Command compulsory parameters:

  • -lm: is the file that contains the_labeled metabolomics_ measurements, in absolute path.
  • -tf: must be one of: IsoCor_out_tsv, rule_tsv , VIBMEC_xlsx, or generic_xlsx
  • -cf is the path to the basic configuration .yml file (its content is explained in 2 Input files).

We recommend to run a test with the provided examples if this is the first time you use TraceGroomer. Re-use the folder organization and the configuration .yml as template, and modify the command to be suitable to your data. See the section below.

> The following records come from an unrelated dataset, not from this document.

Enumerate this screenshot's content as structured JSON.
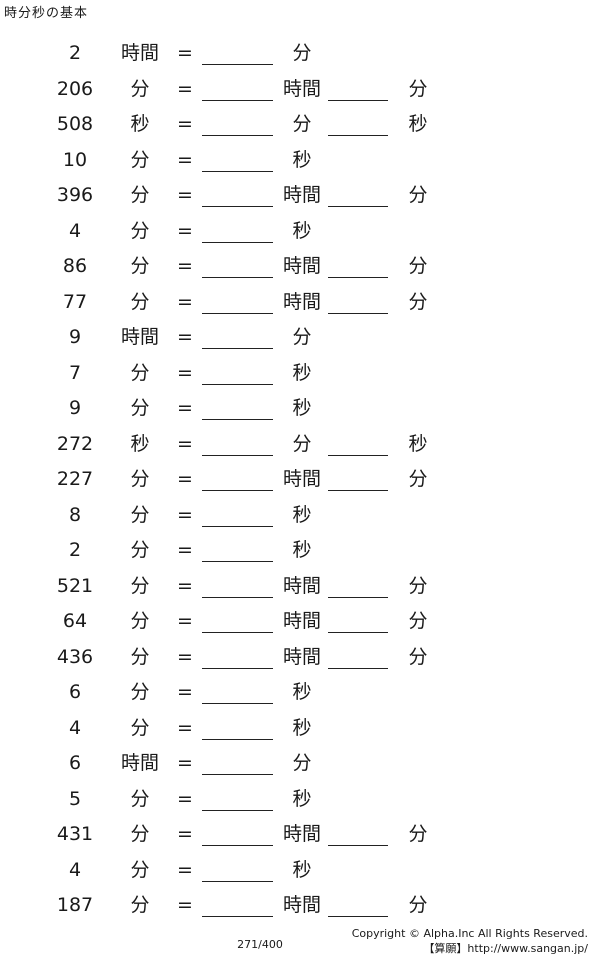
{
  "title": "時分秒の基本",
  "equals": "=",
  "rows": [
    {
      "n": "2",
      "u": "時間",
      "u2": "分",
      "u3": ""
    },
    {
      "n": "206",
      "u": "分",
      "u2": "時間",
      "u3": "分"
    },
    {
      "n": "508",
      "u": "秒",
      "u2": "分",
      "u3": "秒"
    },
    {
      "n": "10",
      "u": "分",
      "u2": "秒",
      "u3": ""
    },
    {
      "n": "396",
      "u": "分",
      "u2": "時間",
      "u3": "分"
    },
    {
      "n": "4",
      "u": "分",
      "u2": "秒",
      "u3": ""
    },
    {
      "n": "86",
      "u": "分",
      "u2": "時間",
      "u3": "分"
    },
    {
      "n": "77",
      "u": "分",
      "u2": "時間",
      "u3": "分"
    },
    {
      "n": "9",
      "u": "時間",
      "u2": "分",
      "u3": ""
    },
    {
      "n": "7",
      "u": "分",
      "u2": "秒",
      "u3": ""
    },
    {
      "n": "9",
      "u": "分",
      "u2": "秒",
      "u3": ""
    },
    {
      "n": "272",
      "u": "秒",
      "u2": "分",
      "u3": "秒"
    },
    {
      "n": "227",
      "u": "分",
      "u2": "時間",
      "u3": "分"
    },
    {
      "n": "8",
      "u": "分",
      "u2": "秒",
      "u3": ""
    },
    {
      "n": "2",
      "u": "分",
      "u2": "秒",
      "u3": ""
    },
    {
      "n": "521",
      "u": "分",
      "u2": "時間",
      "u3": "分"
    },
    {
      "n": "64",
      "u": "分",
      "u2": "時間",
      "u3": "分"
    },
    {
      "n": "436",
      "u": "分",
      "u2": "時間",
      "u3": "分"
    },
    {
      "n": "6",
      "u": "分",
      "u2": "秒",
      "u3": ""
    },
    {
      "n": "4",
      "u": "分",
      "u2": "秒",
      "u3": ""
    },
    {
      "n": "6",
      "u": "時間",
      "u2": "分",
      "u3": ""
    },
    {
      "n": "5",
      "u": "分",
      "u2": "秒",
      "u3": ""
    },
    {
      "n": "431",
      "u": "分",
      "u2": "時間",
      "u3": "分"
    },
    {
      "n": "4",
      "u": "分",
      "u2": "秒",
      "u3": ""
    },
    {
      "n": "187",
      "u": "分",
      "u2": "時間",
      "u3": "分"
    }
  ],
  "page_number": "271/400",
  "copyright": "Copyright © Alpha.Inc All Rights Reserved.",
  "site": "【算願】http://www.sangan.jp/"
}
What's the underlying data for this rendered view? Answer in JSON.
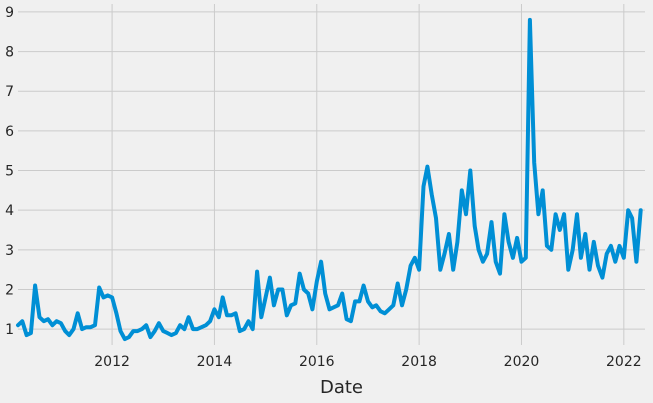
{
  "chart_data": {
    "type": "line",
    "title": "",
    "xlabel": "Date",
    "ylabel": "",
    "x_ticks": [
      "2012",
      "2014",
      "2016",
      "2018",
      "2020",
      "2022"
    ],
    "y_ticks": [
      "1",
      "2",
      "3",
      "4",
      "5",
      "6",
      "7",
      "8",
      "9"
    ],
    "xlim": [
      "2010-03-01",
      "2022-06-01"
    ],
    "ylim": [
      0.6,
      9.2
    ],
    "grid": true,
    "line_color": "#008fd5",
    "series": [
      {
        "x": [
          "2010-03-01",
          "2010-04-01",
          "2010-05-01",
          "2010-06-01",
          "2010-07-01",
          "2010-08-01",
          "2010-09-01",
          "2010-10-01",
          "2010-11-01",
          "2010-12-01",
          "2011-01-01",
          "2011-02-01",
          "2011-03-01",
          "2011-04-01",
          "2011-05-01",
          "2011-06-01",
          "2011-07-01",
          "2011-08-01",
          "2011-09-01",
          "2011-10-01",
          "2011-11-01",
          "2011-12-01",
          "2012-01-01",
          "2012-02-01",
          "2012-03-01",
          "2012-04-01",
          "2012-05-01",
          "2012-06-01",
          "2012-07-01",
          "2012-08-01",
          "2012-09-01",
          "2012-10-01",
          "2012-11-01",
          "2012-12-01",
          "2013-01-01",
          "2013-02-01",
          "2013-03-01",
          "2013-04-01",
          "2013-05-01",
          "2013-06-01",
          "2013-07-01",
          "2013-08-01",
          "2013-09-01",
          "2013-10-01",
          "2013-11-01",
          "2013-12-01",
          "2014-01-01",
          "2014-02-01",
          "2014-03-01",
          "2014-04-01",
          "2014-05-01",
          "2014-06-01",
          "2014-07-01",
          "2014-08-01",
          "2014-09-01",
          "2014-10-01",
          "2014-11-01",
          "2014-12-01",
          "2015-01-01",
          "2015-02-01",
          "2015-03-01",
          "2015-04-01",
          "2015-05-01",
          "2015-06-01",
          "2015-07-01",
          "2015-08-01",
          "2015-09-01",
          "2015-10-01",
          "2015-11-01",
          "2015-12-01",
          "2016-01-01",
          "2016-02-01",
          "2016-03-01",
          "2016-04-01",
          "2016-05-01",
          "2016-06-01",
          "2016-07-01",
          "2016-08-01",
          "2016-09-01",
          "2016-10-01",
          "2016-11-01",
          "2016-12-01",
          "2017-01-01",
          "2017-02-01",
          "2017-03-01",
          "2017-04-01",
          "2017-05-01",
          "2017-06-01",
          "2017-07-01",
          "2017-08-01",
          "2017-09-01",
          "2017-10-01",
          "2017-11-01",
          "2017-12-01",
          "2018-01-01",
          "2018-02-01",
          "2018-03-01",
          "2018-04-01",
          "2018-05-01",
          "2018-06-01",
          "2018-07-01",
          "2018-08-01",
          "2018-09-01",
          "2018-10-01",
          "2018-11-01",
          "2018-12-01",
          "2019-01-01",
          "2019-02-01",
          "2019-03-01",
          "2019-04-01",
          "2019-05-01",
          "2019-06-01",
          "2019-07-01",
          "2019-08-01",
          "2019-09-01",
          "2019-10-01",
          "2019-11-01",
          "2019-12-01",
          "2020-01-01",
          "2020-02-01",
          "2020-03-01",
          "2020-04-01",
          "2020-05-01",
          "2020-06-01",
          "2020-07-01",
          "2020-08-01",
          "2020-09-01",
          "2020-10-01",
          "2020-11-01",
          "2020-12-01",
          "2021-01-01",
          "2021-02-01",
          "2021-03-01",
          "2021-04-01",
          "2021-05-01",
          "2021-06-01",
          "2021-07-01",
          "2021-08-01",
          "2021-09-01",
          "2021-10-01",
          "2021-11-01",
          "2021-12-01",
          "2022-01-01",
          "2022-02-01",
          "2022-03-01",
          "2022-04-01",
          "2022-05-01"
        ],
        "values": [
          1.1,
          1.2,
          0.85,
          0.9,
          2.1,
          1.3,
          1.2,
          1.25,
          1.1,
          1.2,
          1.15,
          0.95,
          0.85,
          1.0,
          1.4,
          1.0,
          1.05,
          1.05,
          1.1,
          2.05,
          1.8,
          1.85,
          1.8,
          1.4,
          0.95,
          0.75,
          0.8,
          0.95,
          0.95,
          1.0,
          1.1,
          0.8,
          0.95,
          1.15,
          0.95,
          0.9,
          0.85,
          0.9,
          1.1,
          1.0,
          1.3,
          1.0,
          1.0,
          1.05,
          1.1,
          1.2,
          1.5,
          1.3,
          1.8,
          1.35,
          1.35,
          1.4,
          0.95,
          1.0,
          1.2,
          1.0,
          2.45,
          1.3,
          1.8,
          2.3,
          1.6,
          2.0,
          2.0,
          1.35,
          1.6,
          1.65,
          2.4,
          2.0,
          1.9,
          1.5,
          2.2,
          2.7,
          1.9,
          1.5,
          1.55,
          1.6,
          1.9,
          1.25,
          1.2,
          1.7,
          1.7,
          2.1,
          1.7,
          1.55,
          1.6,
          1.45,
          1.4,
          1.5,
          1.6,
          2.15,
          1.6,
          2.0,
          2.6,
          2.8,
          2.5,
          4.6,
          5.1,
          4.4,
          3.8,
          2.5,
          2.9,
          3.4,
          2.5,
          3.2,
          4.5,
          3.9,
          5.0,
          3.6,
          3.0,
          2.7,
          2.9,
          3.7,
          2.7,
          2.4,
          3.9,
          3.2,
          2.8,
          3.3,
          2.7,
          2.8,
          8.8,
          5.2,
          3.9,
          4.5,
          3.1,
          3.0,
          3.9,
          3.5,
          3.9,
          2.5,
          3.0,
          3.9,
          2.8,
          3.4,
          2.5,
          3.2,
          2.6,
          2.3,
          2.9,
          3.1,
          2.7,
          3.1,
          2.8,
          4.0,
          3.8,
          2.7,
          4.0
        ]
      }
    ]
  }
}
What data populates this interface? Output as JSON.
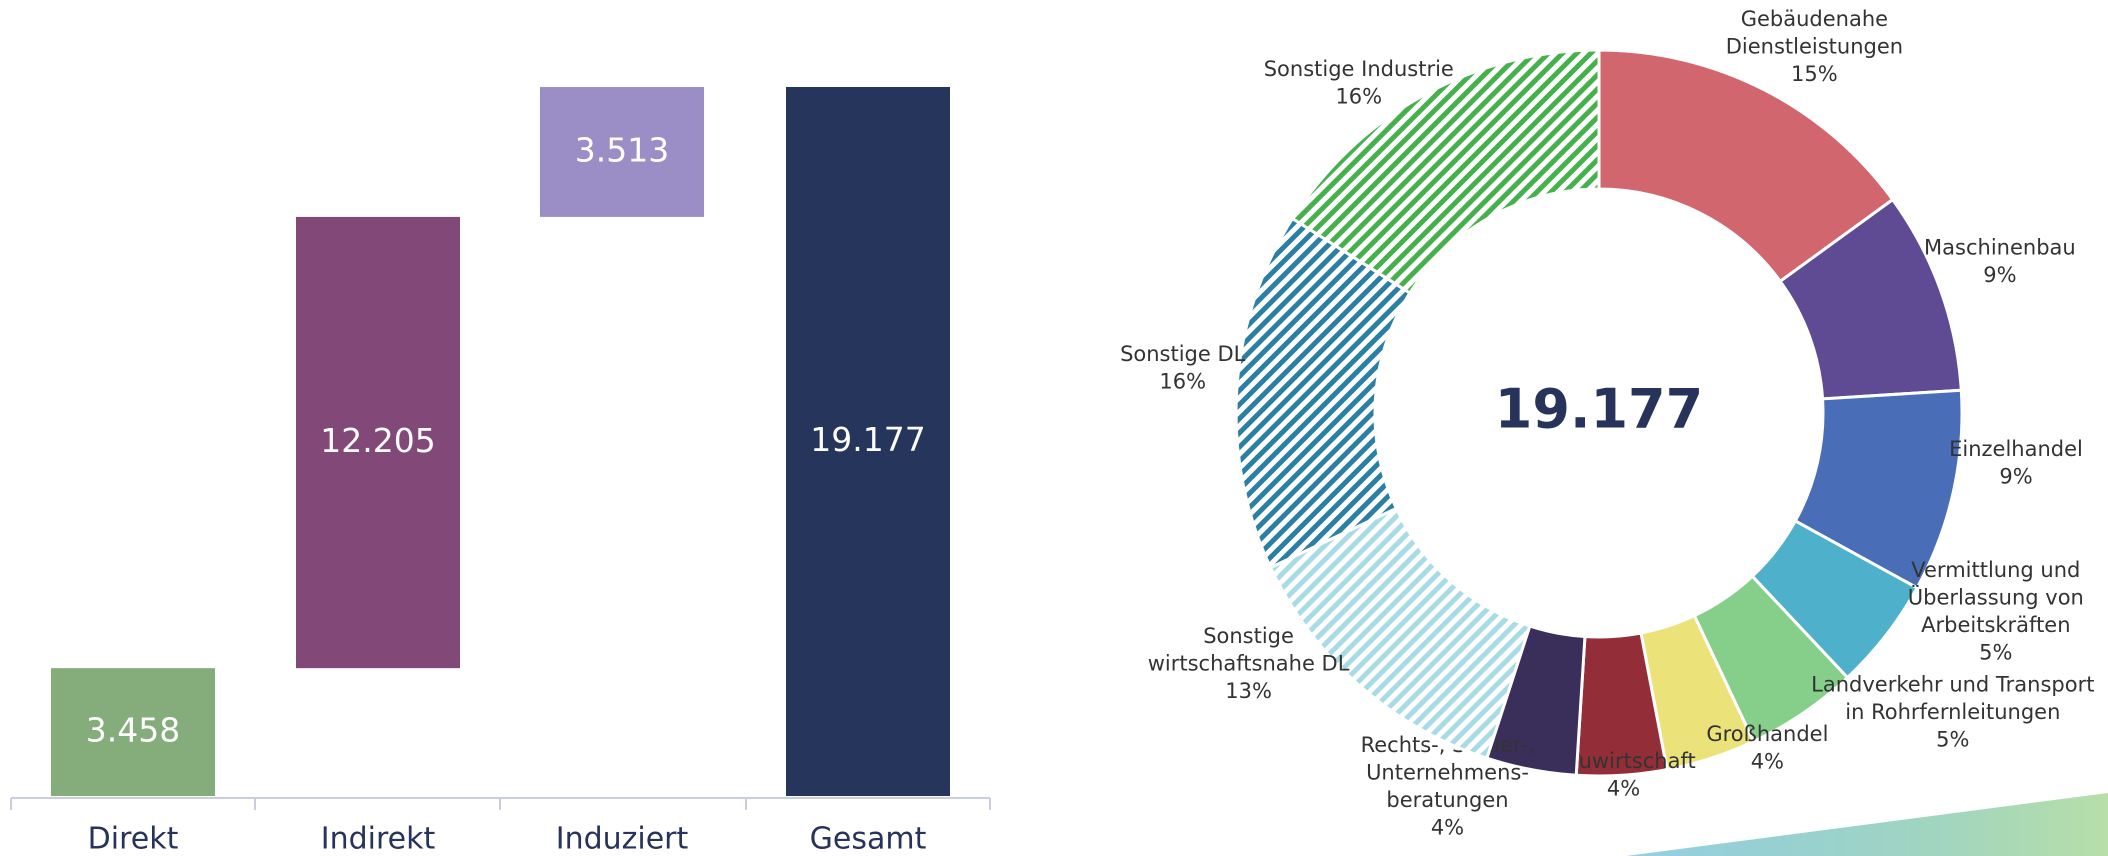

Running a test with the provided examples

To perform a test using the examples we provide, please download and uncompress our examples from Zenodo. The structure of the folder is:

examples_TraceGroomer
├── data
│   ├── example-isocor_data
│   │   ├── metadata_1.csv
│   │   └── TRACER_IsoCor_out_example.tsv
│   ├── example-ruletsv_data
│   │   ├── sampleMetadata_2.tsv
│   │   ├── TRACER_dataMatrix.tsv
│   │   └── variableMetadata.tsv
│   ├── example-sheet_data
│   │   ├── metadata_3.csv
│   │   └── TRACER_generic_sheet.xlsx
│   └── example-vib_data
│       ├── metadata_4.csv
│       └── TRACER_metabo_4.xlsx
└── groom_files
    ├── example-isocor
    │   ├── amount_material_weightorcells.csv
    │   └── config-1-groom.yml
    ├── example-ruletsv
    │   ├── amount_material_weightorcells.csv
    │   └── config-2-groom.yml
    ├── example-sheet
    │   └── config-3-groom.yml
    └── example-vib
        ├── config-4-groom.yml
        ├── nbcells-or-amountOfMaterial.csv
        └── reject_list.csv


These examples correspond to:

  1. example-isocor_data: IsoCor generated .tsv file
  2. example-ruletsv_data: set of .tsv files following the rule that the dataMatrix file is always accompanied by a variableMetadata file
  3. example-sheet_data: "generic" type of xlsx file
  4. example-vib_data: VIB MEC xlsx file

Run the script with the provided examples

The following commands assume that the downloaded examples are in the 'home' directory. Please modify, according to your working directory, the absolute paths in the .yml files and in the bash commands.

  • For IsoCor data:
python3 -m tracegroomer \
  -lm ~/examples_TraceGroomer/data/example-isocor_data/TRACER_IsoCor_out_example.tsv \
  -tf IsoCor_out_tsv \
  -cf ~/examples_TraceGroomer/groom_files/example-isocor/config-1-groom.yml
  • or, for the "rule" case:
python -m tracegroomer \
  -lm ~/examples_TraceGroomer/data/example-ruletsv_data/TRACER_dataMatrix.tsv \
  -tf rule_tsv \
  -cf ~/examples_TraceGroomer/groom_files/example-ruletsv/config-2-groom.yml
  • or, for the generic xlsx case:
python3 -m tracegroomer \
  -lm ~/examples_TraceGroomer/data/example-sheet_data/TRACER_generic_sheet.xlsx \
  -tf generic_xlsx \
  -cf ~/examples_TraceGroomer/groom_files/example-sheet/config-3-groom.yml
  • or, for VIB MEC data:
python3 -m tracegroomer \
  -lm ~/examples_TraceGroomer/data/example-vib_data/TRACER_metabo_4.xlsx \
  -tf VIBMEC_xlsx \
  -cf ~/examples_TraceGroomer/groom_files/example-vib/config-4-groom.yml

The output

The output files are saved in the folder that you specified in the config .yml file (groom_out_path field). The data/[my_dataset] location is recommended for saving the output. A total of 4 output files are generated if the absolute isotopologues are provided, otherwise 3 files are generated.

These output data/ files are rapidly generated so you can give them as input to DIMet in seconds !

The format of these output files is tab-delimited .csv.